IJN Junyo Class Aircraft Carriers
Junyo, first of a class of two 24,100-ton aircraft carriers, was built by Mitsubishi at Nagasaki, Japan. She was begun as the civilian passenger liner Kashiwara Maru but was taken over by the Japanese Navy in 1940, while still on the shipways, and converted to a carrier. She was equipped with two aircraft hangars, two lifts, and was the first class of Japanese carriers to have the funnel incorporated into the structure of the island.
Completed in May 1942, early in June she participated in the attacks on U.S. Alaskan bases that accompanied the Battle of Midway. As one of four large aircraft carriers remaining after the Midway action, Junyo was an important unit of the Japanese fleet during the next two years, even though she had a lower speed (about 23 knots) and smaller air group (about fifty planes) than built-for-the-purpose fleet carriers.

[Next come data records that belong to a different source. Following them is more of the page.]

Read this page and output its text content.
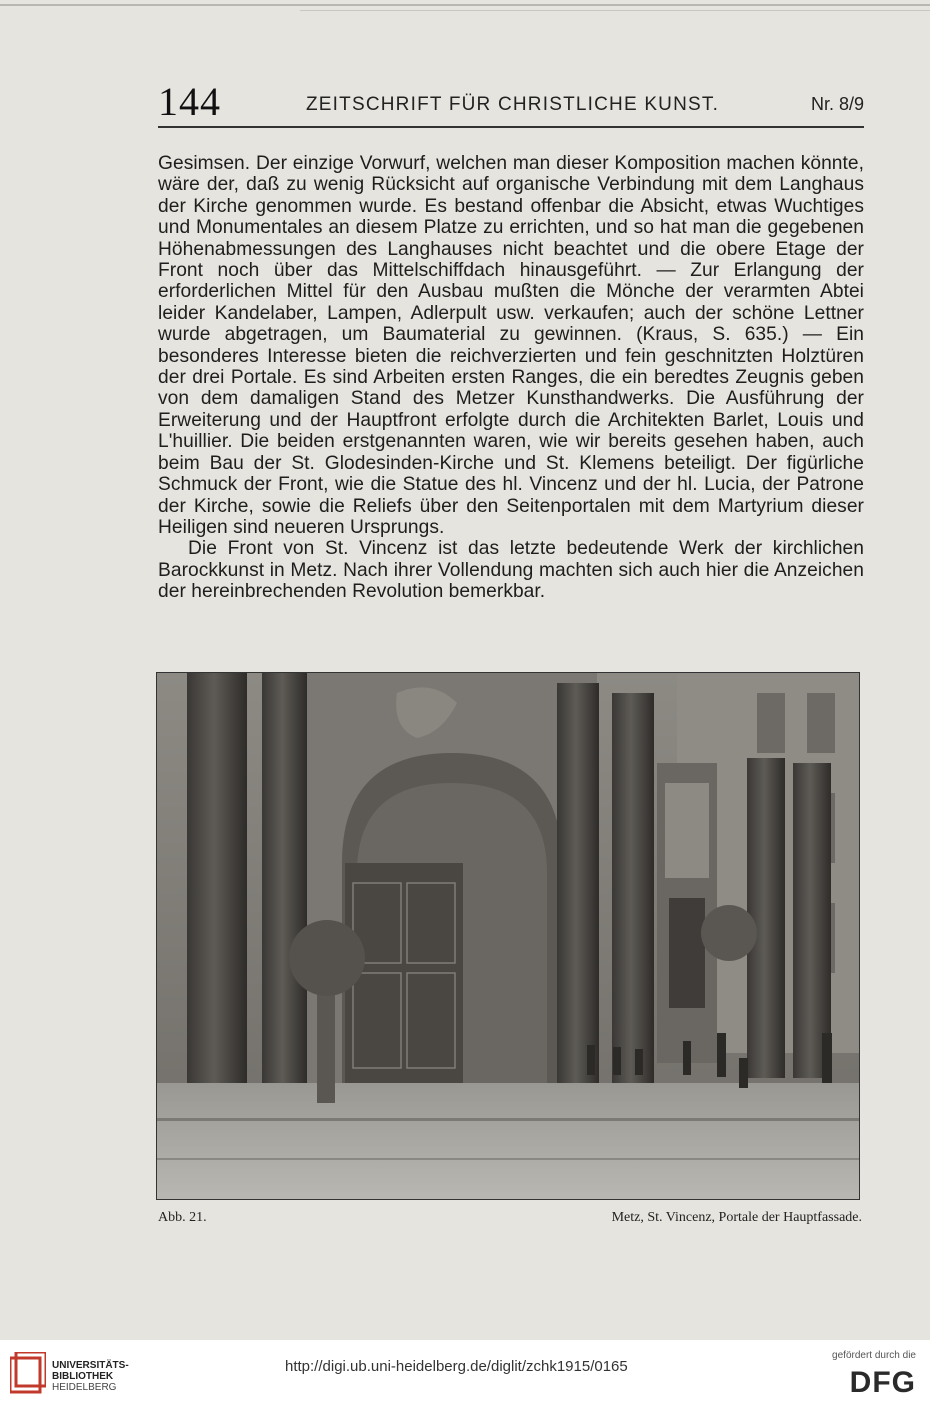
144	ZEITSCHRIFT FÜR CHRISTLICHE KUNST.	Nr. 8/9

Gesimsen. Der einzige Vorwurf, welchen man dieser Komposition machen könnte, wäre der, daß zu wenig Rücksicht auf organische Verbindung mit dem Langhaus der Kirche genommen wurde. Es bestand offenbar die Absicht, etwas Wuchtiges und Monumentales an diesem Platze zu errichten, und so hat man die gegebenen Höhenabmessungen des Langhauses nicht beachtet und die obere Etage der Front noch über das Mittelschiffdach hinausgeführt. — Zur Erlangung der erforderlichen Mittel für den Ausbau mußten die Mönche der verarmten Abtei leider Kandelaber, Lampen, Adlerpult usw. verkaufen; auch der schöne Lettner wurde abgetragen, um Baumaterial zu gewinnen. (Kraus, S. 635.) — Ein besonderes Interesse bieten die reichverzierten und fein geschnitzten Holztüren der drei Portale. Es sind Arbeiten ersten Ranges, die ein beredtes Zeugnis geben von dem damaligen Stand des Metzer Kunsthandwerks. Die Ausführung der Erweiterung und der Hauptfront erfolgte durch die Architekten Barlet, Louis und L'huillier. Die beiden erstgenannten waren, wie wir bereits gesehen haben, auch beim Bau der St. Glodesinden-Kirche und St. Klemens beteiligt. Der figürliche Schmuck der Front, wie die Statue des hl. Vincenz und der hl. Lucia, der Patrone der Kirche, sowie die Reliefs über den Seitenportalen mit dem Martyrium dieser Heiligen sind neueren Ursprungs.

Die Front von St. Vincenz ist das letzte bedeutende Werk der kirchlichen Barockkunst in Metz. Nach ihrer Vollendung machten sich auch hier die Anzeichen der hereinbrechenden Revolution bemerkbar.

Abb. 21.	Metz, St. Vincenz, Portale der Hauptfassade.
UNIVERSITÄTS-
BIBLIOTHEK
HEIDELBERG
http://digi.ub.uni-heidelberg.de/diglit/zchk1915/0165
gefördert durch die
DFG
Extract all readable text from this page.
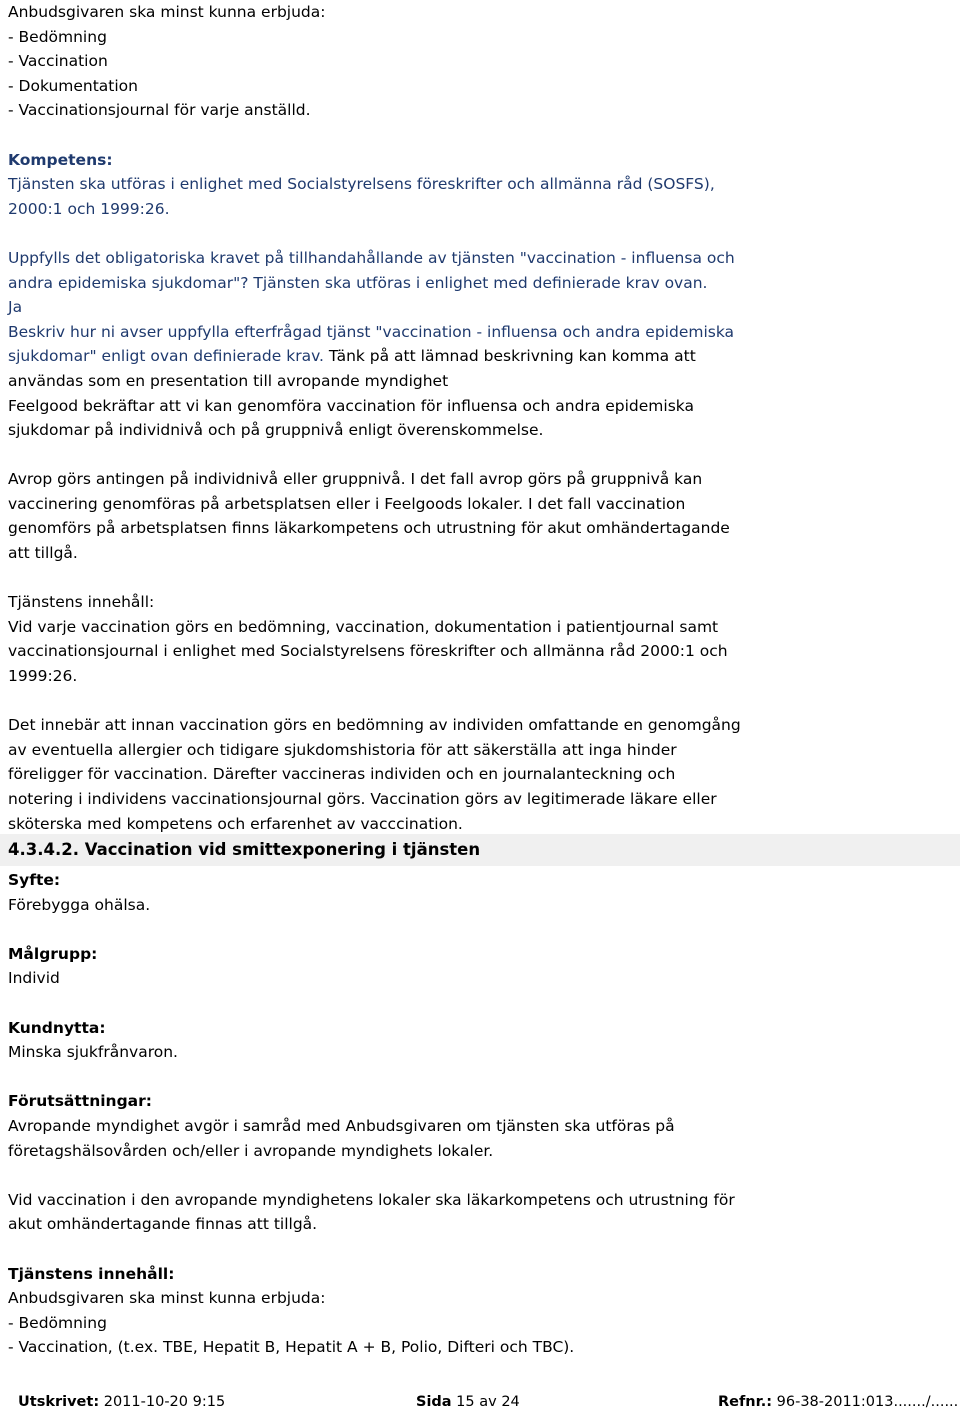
Anbudsgivaren ska minst kunna erbjuda:
- Bedömning
- Vaccination
- Dokumentation
- Vaccinationsjournal för varje anställd.
Kompetens:
Tjänsten ska utföras i enlighet med Socialstyrelsens föreskrifter och allmänna råd (SOSFS),
2000:1 och 1999:26.
Uppfylls det obligatoriska kravet på tillhandahållande av tjänsten "vaccination - influensa och
andra epidemiska sjukdomar"? Tjänsten ska utföras i enlighet med definierade krav ovan.
Ja
Beskriv hur ni avser uppfylla efterfrågad tjänst "vaccination - influensa och andra epidemiska
sjukdomar" enligt ovan definierade krav. Tänk på att lämnad beskrivning kan komma att
användas som en presentation till avropande myndighet
Feelgood bekräftar att vi kan genomföra vaccination för influensa och andra epidemiska
sjukdomar på individnivå och på gruppnivå enligt överenskommelse.
Avrop görs antingen på individnivå eller gruppnivå. I det fall avrop görs på gruppnivå kan
vaccinering genomföras på arbetsplatsen eller i Feelgoods lokaler. I det fall vaccination
genomförs på arbetsplatsen finns läkarkompetens och utrustning för akut omhändertagande
att tillgå.
Tjänstens innehåll:
Vid varje vaccination görs en bedömning, vaccination, dokumentation i patientjournal samt
vaccinationsjournal i enlighet med Socialstyrelsens föreskrifter och allmänna råd 2000:1 och
1999:26.
Det innebär att innan vaccination görs en bedömning av individen omfattande en genomgång
av eventuella allergier och tidigare sjukdomshistoria för att säkerställa att inga hinder
föreligger för vaccination. Därefter vaccineras individen och en journalanteckning och
notering i individens vaccinationsjournal görs. Vaccination görs av legitimerade läkare eller
sköterska med kompetens och erfarenhet av vacccination.
4.3.4.2. Vaccination vid smittexponering i tjänsten
Syfte:
Förebygga ohälsa.
Målgrupp:
Individ
Kundnytta:
Minska sjukfrånvaron.
Förutsättningar:
Avropande myndighet avgör i samråd med Anbudsgivaren om tjänsten ska utföras på
företagshälsovården och/eller i avropande myndighets lokaler.
Vid vaccination i den avropande myndighetens lokaler ska läkarkompetens och utrustning för
akut omhändertagande finnas att tillgå.
Tjänstens innehåll:
Anbudsgivaren ska minst kunna erbjuda:
- Bedömning
- Vaccination, (t.ex. TBE, Hepatit B, Hepatit A + B, Polio, Difteri och TBC).
Utskrivet: 2011-10-20 9:15	Sida 15 av 24	Refnr.: 96-38-2011:013......./......
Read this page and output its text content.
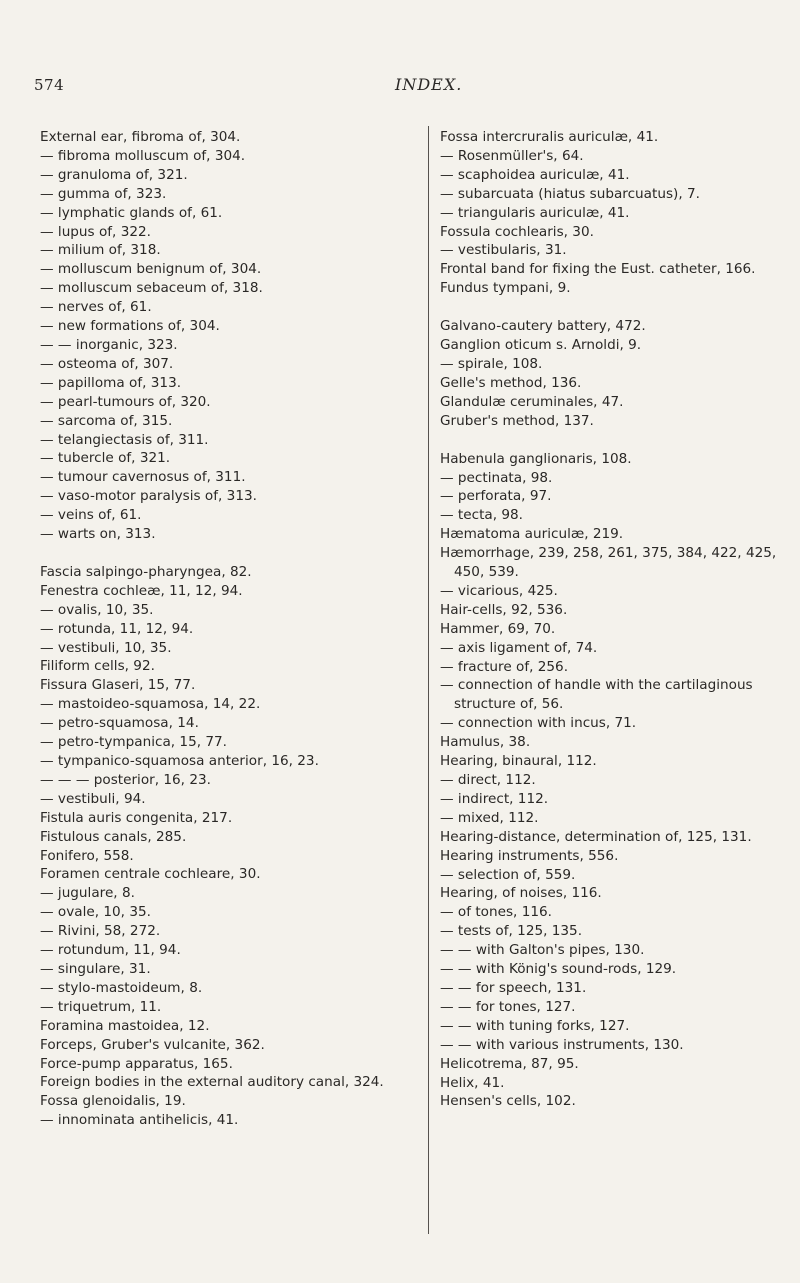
574	INDEX.
External ear, fibroma of, 304.
— fibroma molluscum of, 304.
— granuloma of, 321.
— gumma of, 323.
— lymphatic glands of, 61.
— lupus of, 322.
— milium of, 318.
— molluscum benignum of, 304.
— molluscum sebaceum of, 318.
— nerves of, 61.
— new formations of, 304.
— — inorganic, 323.
— osteoma of, 307.
— papilloma of, 313.
— pearl-tumours of, 320.
— sarcoma of, 315.
— telangiectasis of, 311.
— tubercle of, 321.
— tumour cavernosus of, 311.
— vaso-motor paralysis of, 313.
— veins of, 61.
— warts on, 313.
Fascia salpingo-pharyngea, 82.
Fenestra cochleæ, 11, 12, 94.
— ovalis, 10, 35.
— rotunda, 11, 12, 94.
— vestibuli, 10, 35.
Filiform cells, 92.
Fissura Glaseri, 15, 77.
— mastoideo-squamosa, 14, 22.
— petro-squamosa, 14.
— petro-tympanica, 15, 77.
— tympanico-squamosa anterior, 16, 23.
— — — posterior, 16, 23.
— vestibuli, 94.
Fistula auris congenita, 217.
Fistulous canals, 285.
Fonifero, 558.
Foramen centrale cochleare, 30.
— jugulare, 8.
— ovale, 10, 35.
— Rivini, 58, 272.
— rotundum, 11, 94.
— singulare, 31.
— stylo-mastoideum, 8.
— triquetrum, 11.
Foramina mastoidea, 12.
Forceps, Gruber's vulcanite, 362.
Force-pump apparatus, 165.
Foreign bodies in the external auditory canal, 324.
Fossa glenoidalis, 19.
— innominata antihelicis, 41.
Fossa intercruralis auriculæ, 41.
— Rosenmüller's, 64.
— scaphoidea auriculæ, 41.
— subarcuata (hiatus subarcuatus), 7.
— triangularis auriculæ, 41.
Fossula cochlearis, 30.
— vestibularis, 31.
Frontal band for fixing the Eust. catheter, 166.
Fundus tympani, 9.
Galvano-cautery battery, 472.
Ganglion oticum s. Arnoldi, 9.
— spirale, 108.
Gelle's method, 136.
Glandulæ ceruminales, 47.
Gruber's method, 137.
Habenula ganglionaris, 108.
— pectinata, 98.
— perforata, 97.
— tecta, 98.
Hæmatoma auriculæ, 219.
Hæmorrhage, 239, 258, 261, 375, 384, 422, 425, 450, 539.
— vicarious, 425.
Hair-cells, 92, 536.
Hammer, 69, 70.
— axis ligament of, 74.
— fracture of, 256.
— connection of handle with the cartilaginous structure of, 56.
— connection with incus, 71.
Hamulus, 38.
Hearing, binaural, 112.
— direct, 112.
— indirect, 112.
— mixed, 112.
Hearing-distance, determination of, 125, 131.
Hearing instruments, 556.
— selection of, 559.
Hearing, of noises, 116.
— of tones, 116.
— tests of, 125, 135.
— — with Galton's pipes, 130.
— — with König's sound-rods, 129.
— — for speech, 131.
— — for tones, 127.
— — with tuning forks, 127.
— — with various instruments, 130.
Helicotrema, 87, 95.
Helix, 41.
Hensen's cells, 102.
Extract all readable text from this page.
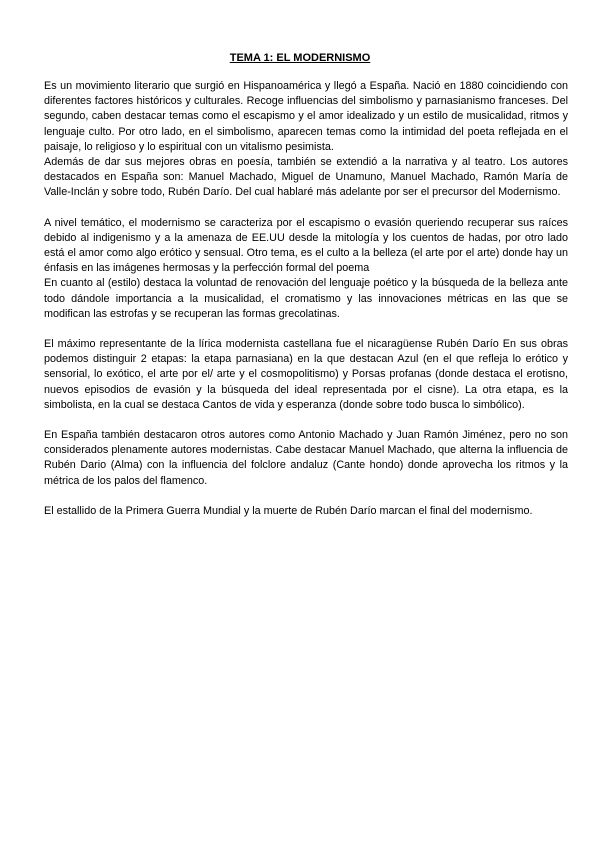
TEMA 1: EL MODERNISMO

Es un movimiento literario que surgió en Hispanoamérica y llegó a España. Nació en 1880 coincidiendo con diferentes factores históricos y culturales. Recoge influencias del simbolismo y parnasianismo franceses. Del segundo, caben destacar temas como el escapismo y el amor idealizado y un estilo de musicalidad, ritmos y lenguaje culto. Por otro lado, en el simbolismo, aparecen temas como la intimidad del poeta reflejada en el paisaje, lo religioso y lo espiritual con un vitalismo pesimista.

Además de dar sus mejores obras en poesía, también se extendió a la narrativa y al teatro. Los autores destacados en España son: Manuel Machado, Miguel de Unamuno, Manuel Machado, Ramón María de Valle-Inclán y sobre todo, Rubén Darío. Del cual hablaré más adelante por ser el precursor del Modernismo.

A nivel temático, el modernismo se caracteriza por el escapismo o evasión queriendo recuperar sus raíces debido al indigenismo y a la amenaza de EE.UU desde la mitología y los cuentos de hadas, por otro lado está el amor como algo erótico y sensual. Otro tema, es el culto a la belleza (el arte por el arte) donde hay un énfasis en las imágenes hermosas y la perfección formal del poema

En cuanto al (estilo) destaca la voluntad de renovación del lenguaje poético y la búsqueda de la belleza ante todo dándole importancia a la musicalidad, el cromatismo y las innovaciones métricas en las que se modifican las estrofas y se recuperan las formas grecolatinas.

El máximo representante de la lírica modernista castellana fue el nicaragüense Rubén Darío En sus obras podemos distinguir 2 etapas: la etapa parnasiana) en la que destacan Azul (en el que refleja lo erótico y sensorial, lo exótico, el arte por el/ arte y el cosmopolitismo) y Porsas profanas (donde destaca el erotisno, nuevos episodios de evasión y la búsqueda del ideal representada por el cisne). La otra etapa, es la simbolista, en la cual se destaca Cantos de vida y esperanza (donde sobre todo busca lo simbólico).

En España también destacaron otros autores como Antonio Machado y Juan Ramón Jiménez, pero no son considerados plenamente autores modernistas. Cabe destacar Manuel Machado, que alterna la influencia de Rubén Dario (Alma) con la influencia del folclore andaluz (Cante hondo) donde aprovecha los ritmos y la métrica de los palos del flamenco.

El estallido de la Primera Guerra Mundial y la muerte de Rubén Darío marcan el final del modernismo.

In late October 1942, during the intense Guadalcanal Campaign, Junyo took part in the Battle of the Santa Cruz Islands. In that action, her planes attacked the U.S. carrier Enterprise, battleship South Dakota and light cruiser San Juan, scoring hits on the latter two. In mid-November, she played a covering role in the three-day-long Naval Battle of Guadalcanal. The following Spring, her planes were sent to Rabaul, with those of other Japanese carriers, for land-based attacks on the Allied forces gathering at Guadalcanal. In June 1943, Junyo helped protect a important convoy sent to reinforce the Japanese garrison on Kiska, in the Aleutian Islands.
A year later, as the U.S. assaulted the Mariana Islands, Junyo joined the rest of Japan's aircraft carriers in the sortie that produced Battle of the Philippine Sea on 19-20 June 1944. After that action, her air group was so depleted that she was unable to participate in the great Battle of Leyte Gulf in October. While operating off southern Japan on 9 December 1944, Junyo was badly damaged by torpedoes from the U.S. submarines Redfish (SS-395) and Sea Devil (SS-400). Since Japan's strategic situation was now so bad as to eliminate any need for a carrier fleet, she was not repaired for seagoing service. At the end of the Pacific War, Junyo was moored at Sasebo, where she was scrapped in 1947 after servicing as a repatriation vessel. Her sister ship, the Hiyo, was sunk in the Battle of the Philippine Sea.